I've heard of hard times, but not many that were any harder than our own times. Once when I was still a baby, Dad & Mom moved from the country to the hills into a real, honest to goodness log cabin.
Uncle Willie Cavaness had some acreage up in the ridge (Crowley's Ridge), which were just a string of small hills that ran from the northeast corner of Arkansas clean down past Jonesboro, (how much further I don't know).
In a little clearing on the other side and bottom of the hill from where he lived was a small log cabin. Dad & Mom moved into it when I was just a baby. It belonged to Uncle Willie and they lived in it prior to a death in Aunt Esta Lee's family.
At one time there used to be a cotton field behind it, and Mom would chop cotton for the farmer. His name was H(?) Collier, (but no kin to my mother. Her mother was a Collier . . .).
There were three rooms with a wooden floor, no permanent fixtures with the exception of a fireplace, some furniture and two full beds. It was plenty large enough for myself and parents.

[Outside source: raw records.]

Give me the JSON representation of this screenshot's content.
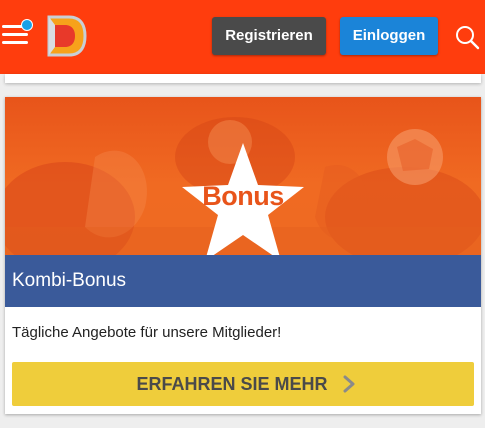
{
  "header": {
    "register_label": "Registrieren",
    "login_label": "Einloggen",
    "brand_color": "#ff3d0d",
    "menu_icon": "hamburger-menu-icon",
    "search_icon": "search-icon",
    "notification_dot_color": "#1aa0e6"
  },
  "promo": {
    "badge_text": "Bonus",
    "title": "Kombi-Bonus",
    "description": "Tägliche Angebote für unsere Mitglieder!",
    "cta_label": "ERFAHREN SIE MEHR",
    "cta_color": "#efcd3b",
    "title_band_color": "#3a5a9a"
  }
}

Dad & Mom would walk into town on the narrow gravel roads through the hills covered with woods. There were all kinds of animals in those woods but the greatest danger was in the snakes that were everywhere. They would carry me to church, (Pentecostal), then carry me home again.
The narrow little redgravel roads were covered over by the tops of the huge trees which grew together, and it was dark, even in the daytime. Wild cats could be heard screaming in the night and the noises of the woods would cease only when a team and wagon, or a model 'T' would rattle through.

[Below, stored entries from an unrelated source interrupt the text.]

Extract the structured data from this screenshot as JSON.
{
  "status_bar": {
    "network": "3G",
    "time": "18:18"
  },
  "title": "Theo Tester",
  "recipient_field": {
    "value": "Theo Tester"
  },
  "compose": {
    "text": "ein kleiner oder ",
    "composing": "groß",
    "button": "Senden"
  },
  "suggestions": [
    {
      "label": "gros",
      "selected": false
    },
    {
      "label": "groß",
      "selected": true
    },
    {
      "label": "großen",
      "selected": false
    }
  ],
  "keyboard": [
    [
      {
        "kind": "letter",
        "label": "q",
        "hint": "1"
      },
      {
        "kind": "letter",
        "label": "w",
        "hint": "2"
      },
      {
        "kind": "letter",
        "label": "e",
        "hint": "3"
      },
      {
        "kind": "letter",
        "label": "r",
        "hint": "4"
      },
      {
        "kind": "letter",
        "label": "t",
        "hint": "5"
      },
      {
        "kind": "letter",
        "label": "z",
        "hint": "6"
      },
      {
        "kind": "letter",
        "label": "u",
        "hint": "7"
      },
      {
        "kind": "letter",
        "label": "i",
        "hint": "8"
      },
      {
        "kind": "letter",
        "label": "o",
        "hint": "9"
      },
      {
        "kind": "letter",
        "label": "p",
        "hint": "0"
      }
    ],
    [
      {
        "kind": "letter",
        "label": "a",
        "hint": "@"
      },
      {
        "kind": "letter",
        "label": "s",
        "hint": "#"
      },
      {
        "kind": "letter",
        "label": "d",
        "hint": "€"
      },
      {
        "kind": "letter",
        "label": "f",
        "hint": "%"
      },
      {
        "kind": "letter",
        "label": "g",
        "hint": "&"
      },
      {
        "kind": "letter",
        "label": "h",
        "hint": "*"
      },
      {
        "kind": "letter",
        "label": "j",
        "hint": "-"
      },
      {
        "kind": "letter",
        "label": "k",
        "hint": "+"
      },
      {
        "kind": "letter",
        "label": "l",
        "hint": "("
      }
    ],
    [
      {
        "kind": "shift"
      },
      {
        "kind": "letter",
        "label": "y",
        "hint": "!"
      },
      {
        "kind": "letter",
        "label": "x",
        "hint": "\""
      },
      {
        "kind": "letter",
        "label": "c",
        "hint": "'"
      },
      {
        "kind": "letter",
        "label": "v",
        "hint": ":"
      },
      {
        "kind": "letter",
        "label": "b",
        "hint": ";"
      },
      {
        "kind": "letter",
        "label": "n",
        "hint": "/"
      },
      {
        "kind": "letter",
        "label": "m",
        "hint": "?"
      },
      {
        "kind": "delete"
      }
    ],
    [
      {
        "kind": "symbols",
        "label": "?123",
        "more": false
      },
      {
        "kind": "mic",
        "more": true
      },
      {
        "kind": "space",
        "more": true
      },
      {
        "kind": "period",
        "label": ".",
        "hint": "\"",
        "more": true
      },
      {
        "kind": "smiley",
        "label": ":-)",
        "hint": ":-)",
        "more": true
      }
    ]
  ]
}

Note: I've heard Dad tell about the darkness of the forest coming home well after dark and hearing the wildcats scream. I've also seen more than one make fun of him and his story, and asked him if he'd ever seen one. "No, but I heard em!" That was back in the early '50's and I've never heard anyone tell of seeing one of them wildcats. Then, just about three years ago someone posted pictures of one taken with a trail cam! I wished Dad could have seen it. Sure made a bunch of believers!
Dad would take a double bitted axe and a little two wheeled cart, drag it back up into the hills to find and chop wood with which to cook and heat the small cabin. It was all cut, split, hauled and stacked by hand.
There was no electricity, nor money to purchase appliances had we had such nicety.
Personally, I don't remember living in that little cabin, but I remember in later years seeing it and hearing the history of our experiences there. (I have yet to find a picture of the place). Now a deserted mobile home stands where it was so many years ago.
But as I travel back in time, I can still see the little cabin there against the backdrop of greenery of the little clearing with the spring-fed brook running down the side.
Out of the chimney can be seen the smoke as Mom cooked on the little fire, and perhaps the sound of the axe as it rings through the forest, and drowns out the laughter of the happy baby boy.